# Code and debugging tips
Coding is debugging. This section gives a few tips of tools to avoid some bugs and detect them before you run your code, as well as explains how to debug your code and things don't go as expected. Which is always.
We'll also have more to say about testing. If you write tests early -- like with TDD you can avoid tedious manual tests and know when things break.
# Pretty and correct: Lint and Prettier
ESLint is the first tool to avoid problems in your JS code, as it detects undefined variables, missing catches and other stuff. You should run lint on every save -- most editors have ways to do that.
Running Prettier on every save guarantees that your code follows a format standard from all developers.
To add eslint and prettier to our package:
$ yarn add babel-eslint eslint eslint-config-prettier eslint-plugin-vue eslint-plugin-prettier prettier @vue/eslint-config-prettier @vue/cli-plugin-eslint --dev
Eslint supports Vue, but you'll run into errors with the NativeScript support for two different templates. There's a simple workaround.
rules: {
"vue/valid-template-root": "off",
}
# VSCode
If you are going to use VSCode you can also install some extra plugins:
- Vetur
- Gettext plugin to edit PO files for i18n
- You can debug Vue from VSCode with a little setup.
- NativeScript support
- Mocha sidebar is very useful to run mocha tests from the IDE.
VSCode can be configured by creating a .vscode/settings.json
file. If you want to format on save you can add this:
{
"editor.formatOnSave": true,
"editor.defaultFormatter": "esbenp.prettier-vscode"
}
# General tips
Some helfpul tips:
- again, automatic tests are better than manual tests. A TDD approach might be smarter and quicker.
- use the debugjs to print your debug information. It's better than console.log().

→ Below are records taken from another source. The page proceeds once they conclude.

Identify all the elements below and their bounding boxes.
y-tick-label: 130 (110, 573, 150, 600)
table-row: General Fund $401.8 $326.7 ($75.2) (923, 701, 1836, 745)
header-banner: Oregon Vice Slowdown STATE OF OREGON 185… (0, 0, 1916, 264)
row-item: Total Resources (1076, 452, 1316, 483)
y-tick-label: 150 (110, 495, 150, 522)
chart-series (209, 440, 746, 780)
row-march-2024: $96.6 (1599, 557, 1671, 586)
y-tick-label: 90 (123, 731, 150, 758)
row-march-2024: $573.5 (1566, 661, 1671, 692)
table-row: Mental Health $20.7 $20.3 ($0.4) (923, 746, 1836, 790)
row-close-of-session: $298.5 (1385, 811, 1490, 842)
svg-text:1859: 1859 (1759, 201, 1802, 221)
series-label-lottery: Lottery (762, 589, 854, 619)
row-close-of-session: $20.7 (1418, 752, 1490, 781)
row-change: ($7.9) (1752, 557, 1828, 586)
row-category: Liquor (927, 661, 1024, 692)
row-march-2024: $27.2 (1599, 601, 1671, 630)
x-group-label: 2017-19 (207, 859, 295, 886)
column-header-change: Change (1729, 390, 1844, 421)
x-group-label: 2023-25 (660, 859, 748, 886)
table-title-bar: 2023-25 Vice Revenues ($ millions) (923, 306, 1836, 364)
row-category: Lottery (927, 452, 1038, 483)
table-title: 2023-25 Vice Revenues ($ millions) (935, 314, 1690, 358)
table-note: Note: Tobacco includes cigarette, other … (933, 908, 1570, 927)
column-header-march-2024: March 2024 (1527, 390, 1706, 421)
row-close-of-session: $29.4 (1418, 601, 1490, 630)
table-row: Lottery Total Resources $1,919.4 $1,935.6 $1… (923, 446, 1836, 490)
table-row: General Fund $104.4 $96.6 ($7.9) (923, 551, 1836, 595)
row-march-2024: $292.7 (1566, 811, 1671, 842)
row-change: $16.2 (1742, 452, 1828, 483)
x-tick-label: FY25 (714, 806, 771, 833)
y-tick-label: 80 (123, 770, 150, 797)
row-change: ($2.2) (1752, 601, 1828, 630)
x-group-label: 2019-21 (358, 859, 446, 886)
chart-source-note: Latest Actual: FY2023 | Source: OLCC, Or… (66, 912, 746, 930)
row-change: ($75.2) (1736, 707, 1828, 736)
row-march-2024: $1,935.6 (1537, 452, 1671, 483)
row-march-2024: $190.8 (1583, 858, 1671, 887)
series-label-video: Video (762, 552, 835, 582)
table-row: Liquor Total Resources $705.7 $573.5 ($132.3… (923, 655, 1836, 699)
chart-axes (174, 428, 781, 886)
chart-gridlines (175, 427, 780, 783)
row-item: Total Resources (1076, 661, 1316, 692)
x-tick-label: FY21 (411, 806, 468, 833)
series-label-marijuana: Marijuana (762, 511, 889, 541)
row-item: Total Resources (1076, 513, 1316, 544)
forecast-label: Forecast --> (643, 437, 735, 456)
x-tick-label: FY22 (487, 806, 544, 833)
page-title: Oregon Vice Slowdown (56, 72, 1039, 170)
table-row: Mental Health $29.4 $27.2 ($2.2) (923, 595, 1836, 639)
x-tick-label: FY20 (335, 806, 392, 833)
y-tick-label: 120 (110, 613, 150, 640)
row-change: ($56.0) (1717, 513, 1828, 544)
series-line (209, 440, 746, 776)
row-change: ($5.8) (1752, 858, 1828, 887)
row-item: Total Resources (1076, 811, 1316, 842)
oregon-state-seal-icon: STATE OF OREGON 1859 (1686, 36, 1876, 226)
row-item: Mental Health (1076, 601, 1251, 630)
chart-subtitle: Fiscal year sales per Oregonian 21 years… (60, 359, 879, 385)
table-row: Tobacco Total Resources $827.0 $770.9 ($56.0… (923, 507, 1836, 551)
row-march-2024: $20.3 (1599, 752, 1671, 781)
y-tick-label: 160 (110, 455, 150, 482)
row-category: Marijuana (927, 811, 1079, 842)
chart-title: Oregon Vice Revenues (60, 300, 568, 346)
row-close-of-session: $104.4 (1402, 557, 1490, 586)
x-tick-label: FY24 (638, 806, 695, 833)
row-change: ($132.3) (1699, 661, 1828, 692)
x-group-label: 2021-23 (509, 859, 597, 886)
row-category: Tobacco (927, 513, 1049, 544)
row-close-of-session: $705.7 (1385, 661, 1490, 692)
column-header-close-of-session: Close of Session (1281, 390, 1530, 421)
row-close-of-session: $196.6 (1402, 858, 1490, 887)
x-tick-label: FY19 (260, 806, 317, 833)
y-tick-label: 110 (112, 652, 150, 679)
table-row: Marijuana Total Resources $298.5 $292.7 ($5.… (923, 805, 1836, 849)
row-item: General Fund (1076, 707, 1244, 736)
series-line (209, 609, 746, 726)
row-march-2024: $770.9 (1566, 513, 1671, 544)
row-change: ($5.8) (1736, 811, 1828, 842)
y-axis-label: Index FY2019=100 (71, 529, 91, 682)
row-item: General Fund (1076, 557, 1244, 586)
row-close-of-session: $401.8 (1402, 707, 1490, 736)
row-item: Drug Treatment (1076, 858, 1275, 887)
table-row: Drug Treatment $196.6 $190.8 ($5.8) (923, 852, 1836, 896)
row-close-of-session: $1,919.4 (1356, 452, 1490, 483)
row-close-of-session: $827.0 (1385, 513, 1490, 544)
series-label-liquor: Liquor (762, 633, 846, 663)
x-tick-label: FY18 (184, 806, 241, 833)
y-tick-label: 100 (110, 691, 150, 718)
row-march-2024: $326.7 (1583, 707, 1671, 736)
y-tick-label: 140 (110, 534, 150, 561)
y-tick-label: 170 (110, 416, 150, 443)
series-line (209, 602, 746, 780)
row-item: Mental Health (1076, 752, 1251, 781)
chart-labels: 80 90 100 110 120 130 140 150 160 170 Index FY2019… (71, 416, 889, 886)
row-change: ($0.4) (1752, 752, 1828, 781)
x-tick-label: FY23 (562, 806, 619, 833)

- debugging the web version is easier than the native version running on a real device or emulator. If you are debugging shared code, test in on the web version first.
- remember the
debugger
statement if you want a quick and dirty breakpoint. - Both Chrome and Firefox have great native debuggers and consoles. Add the Vue.js devtools extension for debugging Vue.
- You may be writing frontend code for a backend that is not ready yet. This is not a problem: mock your data. A quick way to do it is to comment your
fetch
call or make it return static data. As long as the endpoint is already defined you can easily develop mocking these calls. For a more structured way to do mocking, Mirage and Nock are good solutions. We'll talk about mocking in the automatic tests chapter too.
# Android
The easiest way to debug a NS Android app is through Chrome. You can connect it to the application and get a console and a debugger. You can see the layout XML tree, but not change it.